Кленнэм дважды перечитал записку и, не говоря ни слова, разорвал ее на клочки. Риго между тем завладел креслом и уселся на его спинку, поставив на сиденье ноги.
– Ну, Флинтвинч, красавец мой, – сказал он, следя глазами за разлетавшимися обрывками записки, – ответ на письмо!
– Миссис Кленнэм трудно писать, мистер Бландуа, пальцы у нее сведены болезнью, и она надеется, что вы удовлетворитесь устным ответом. – Мистер Флинтвинч весьма неохотно и со скрипом вывинтил из себя упомянутый ответ. – Она шлет вам поклон и передает, что, в общем, находит ваши условия приемлемыми и готова на них согласиться. Но окончательно вопрос будет решен через неделю, в назначенный вами день.
Мсье Риго расхохотался и, спрыгнув со своего трона, сказал:
– Ладно! Пойду искать гостиницу. – Тут ему на глаза попался Кавалетто, сидевший в прежней позе у двери. – Вставай, скотина! – крикнул он. – Ты со мной ходил против моей воли, теперь пойдешь против своей. Я вам уже сказал, мелюзга, я создан, чтобы мне прислуживали. Вот мое требование: пусть этот контрабандист находится при мне всю неделю в качестве слуги!
В ответ на вопросительный взгляд Кавалетто Кленнэм кивнул, а затем прибавил вслух:
– Если не боитесь.
Кавалетто энергично затряс в знак протеста пальцем.
– Нет, господин, теперь, когда мне уже не нужно скрывать, что он когда-то был моим товарищем по заключению, я его не боюсь.
Риго не удостоил вниманием этот краткий диалог, покуда не закурил на дорогу последнюю папиросу.

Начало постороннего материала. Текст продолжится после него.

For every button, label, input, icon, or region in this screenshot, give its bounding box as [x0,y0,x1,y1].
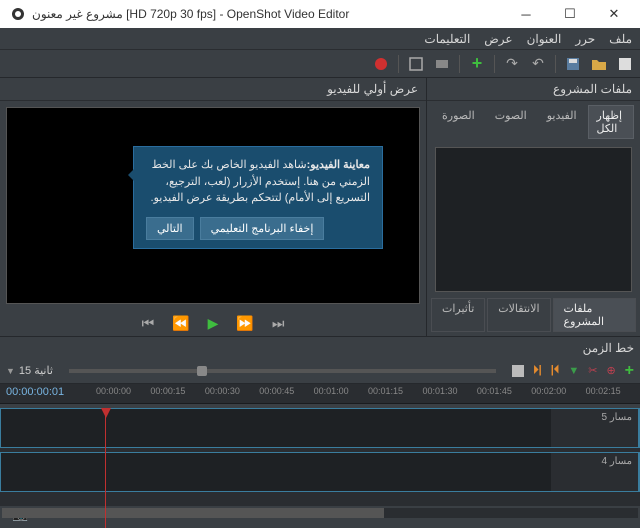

– «Если не боитесь», – повторил он, переводя взгляд с одного на другого. – Ффуу! Нет, мои детки, мои младенчики, мои куколки, вы все его боитесь! Здесь вы угощаете его вином, там готовы платить за его стол и квартиру; вы не смеете тронуть его пальцем, задеть словом. Он торжествовал над вами и будет торжествовать. Таково его природное свойство. Ффуу!
С этим припевом, явно подразумевая им собственную персону, он вышел из комнаты в сопровождении Кавалетто, которого, может быть, потому и потребовал себе в слуги, что не предвидел возможности от него отвязаться. Мистер Флинтвинч поскреб подбородок, еще раз неодобрительно оглядел рынок, выбранный для продажи поросят, кивнул Артуру и тоже вышел. Мистер Панкс, которого раскаяние совсем замучило, внимательно выслушал прощальные распоряжения Артура, отданные вполголоса, так же вполголоса заверил его, что все будет сделано в лучшем виде, и последовал за остальными. И узник, чувствуя себя еще более униженным, опозоренным, подавленным, бессильным и несчастным, остался один.
Глава XXIX
Встреча в Маршалси
Тревога в душе и угрызения совести – плохие товарищи для узника. Дни горького раздумья и ночи без сна не закаляют в несчастье. Наутро Кленнэм почувствовал, что здоровье его подточено, как еще раньше подточен был дух, и гнет, под которым он жил это время, вот-вот сокрушит его совсем.
Ночь за ночью вставал он в час или в два со своего скорбного ложа и подолгу просиживал у окошка, пытаясь за тусклым мерцанием тюремных фонарей разглядеть в небе первый проблеск зари, вестницы далекого еще утра. Но на следующий вечер после посещения Бландуа он не мог заставить себя раздеться, прежде чем лечь в постель. Какое-то жгучее беспокойство нарастало в нем, какой-то безотчетный страх, мучительная уверенность, что сердце его не выдержит и он умрет здесь, в тюрьме. Ужас и омерзение сдавливали горло, мешая дышать. Временами ему казалось, что он задыхается, и он кидался к окну, хватаясь за грудь и судорожно ловя ртом воздух. И в то же время его томило такое неистовое желание вырваться из этих глухих мрачных стен, вдохнуть полной грудью другой, чистый воздух, что он боялся сойти с ума.